Наверное, от таких, как она, на снегу не остаются следы.

— Думала, мы давно уже на ты, — говорит она, опускаясь на пуф перед туалетным столиком. — Представь, этот урод поселил нас с Диланом в разные номера. Ну охренеть теперь. — Она в ярости макает длинную кисть в баночку с чем-то темным.

— Королевская чета спит отдельно, чтобы лучше высыпаться, — замечает Эмили. — В этом тоже есть свои плюсы.

Сара придерживает кожу века рукой, другой с помощью кисти одним движением рисует стрелку — острую, ровную, тонкую, похожую на нее саму. Секунда — и движение повторяется.

— Так что случилось? Прости, не могу на тебя смотреть, все размажется. — Она машет руками в попытках быстрее высушить подводку.

Эмили нервно заламывает руки.

— У тебя не найдется… Эм… В общем, мне не в чем идти. И я подумала, может быть… Может быть, ты сможешь одолжить мне какую-нибудь одежду для банкета? — выпаливает она на одном дыхании.

И зажмуривается, готовясь услышать «нет».

— Какой у тебя размер? — Сара чуть приоткрывает один глаз.

— Э-э-э, я не знаю. Четырнадцатый?

— У меня десятый. — Вздох. — С другой стороны, не все вещи нуждаются в размерах, чтобы их носить. Не помню, брала ли я с собой что-то подходящее… Кажется, мой восьмой чемодан все еще в номере у Дилана. Сейчас посмотрю.

Эмили видит гору неразобранных сумок, сваленных у туалетного столика — планировка номера Сары такая же, как у Кларк, — и думает, что это все, наверное, затянется.

— Так и быть. Раз в году побуду феей-крестной, — констатирует Сара, присаживаясь на корточки и распахивая крышку. — Черт, я так ничего и не разобрала. Мы с Диланом ходили обедать в какое-то классное кафе сразу у канала и что-то слишком засиделись.

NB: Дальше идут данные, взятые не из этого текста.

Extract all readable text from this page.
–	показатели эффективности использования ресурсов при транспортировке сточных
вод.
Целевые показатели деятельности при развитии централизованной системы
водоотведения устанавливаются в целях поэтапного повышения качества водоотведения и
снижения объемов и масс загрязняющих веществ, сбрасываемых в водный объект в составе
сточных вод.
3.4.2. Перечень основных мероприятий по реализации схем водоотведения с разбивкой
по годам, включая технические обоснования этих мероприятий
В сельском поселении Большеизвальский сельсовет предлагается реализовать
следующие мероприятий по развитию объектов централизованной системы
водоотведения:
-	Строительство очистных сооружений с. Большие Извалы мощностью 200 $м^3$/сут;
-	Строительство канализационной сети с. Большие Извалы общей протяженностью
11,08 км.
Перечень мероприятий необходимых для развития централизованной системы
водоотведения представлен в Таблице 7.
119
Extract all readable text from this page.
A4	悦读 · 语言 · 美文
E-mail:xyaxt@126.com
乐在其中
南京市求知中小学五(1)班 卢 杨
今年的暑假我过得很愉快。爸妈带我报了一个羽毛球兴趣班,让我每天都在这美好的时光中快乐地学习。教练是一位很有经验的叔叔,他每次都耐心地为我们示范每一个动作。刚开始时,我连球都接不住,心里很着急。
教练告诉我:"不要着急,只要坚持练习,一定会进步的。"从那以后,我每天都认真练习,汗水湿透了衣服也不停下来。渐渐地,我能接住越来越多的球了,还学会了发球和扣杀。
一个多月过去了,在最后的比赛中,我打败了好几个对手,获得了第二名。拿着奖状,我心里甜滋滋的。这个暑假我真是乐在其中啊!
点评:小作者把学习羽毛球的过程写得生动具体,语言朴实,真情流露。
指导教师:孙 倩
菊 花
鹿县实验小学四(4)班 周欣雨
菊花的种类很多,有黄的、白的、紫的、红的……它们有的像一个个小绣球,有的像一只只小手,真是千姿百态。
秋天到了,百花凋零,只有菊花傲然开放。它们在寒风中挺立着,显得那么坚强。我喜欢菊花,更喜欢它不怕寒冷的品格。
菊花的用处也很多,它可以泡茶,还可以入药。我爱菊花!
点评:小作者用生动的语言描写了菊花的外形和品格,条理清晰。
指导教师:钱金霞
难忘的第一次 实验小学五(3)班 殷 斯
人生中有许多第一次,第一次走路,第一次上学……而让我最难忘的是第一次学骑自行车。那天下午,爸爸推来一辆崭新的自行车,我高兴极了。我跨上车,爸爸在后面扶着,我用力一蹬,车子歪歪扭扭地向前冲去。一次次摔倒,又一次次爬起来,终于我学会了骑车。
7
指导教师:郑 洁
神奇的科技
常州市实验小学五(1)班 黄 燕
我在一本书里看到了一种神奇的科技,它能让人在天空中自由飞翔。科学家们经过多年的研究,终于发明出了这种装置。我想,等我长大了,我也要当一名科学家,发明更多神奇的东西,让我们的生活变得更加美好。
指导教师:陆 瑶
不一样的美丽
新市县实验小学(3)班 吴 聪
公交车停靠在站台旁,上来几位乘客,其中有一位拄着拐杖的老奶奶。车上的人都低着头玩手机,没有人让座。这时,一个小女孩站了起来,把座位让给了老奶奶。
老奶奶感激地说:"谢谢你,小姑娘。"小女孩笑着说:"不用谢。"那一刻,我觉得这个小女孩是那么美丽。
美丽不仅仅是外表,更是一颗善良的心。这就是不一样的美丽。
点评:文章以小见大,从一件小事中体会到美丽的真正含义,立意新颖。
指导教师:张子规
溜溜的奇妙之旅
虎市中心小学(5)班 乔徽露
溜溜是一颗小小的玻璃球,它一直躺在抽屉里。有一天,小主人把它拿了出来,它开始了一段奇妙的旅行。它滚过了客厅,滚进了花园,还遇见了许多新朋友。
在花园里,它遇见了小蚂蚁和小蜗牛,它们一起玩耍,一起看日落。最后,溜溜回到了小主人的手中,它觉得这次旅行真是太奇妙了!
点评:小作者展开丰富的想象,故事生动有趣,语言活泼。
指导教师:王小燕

— Я вообще спала. — Эмили осторожно усаживается на краешек кровати. — Тебе точно не трудно?

— А, брось. Будешь мне должна.

У нее длинные руки — ненормально длинные, словно вытянутые генетической мутацией; цепкие и слишком изогнутые пальцы, будто не может выпрямить; и двигается Сара плавно, по внутреннему алгоритму, заданным действиям. Никакого хаоса — только порядок и грациозность.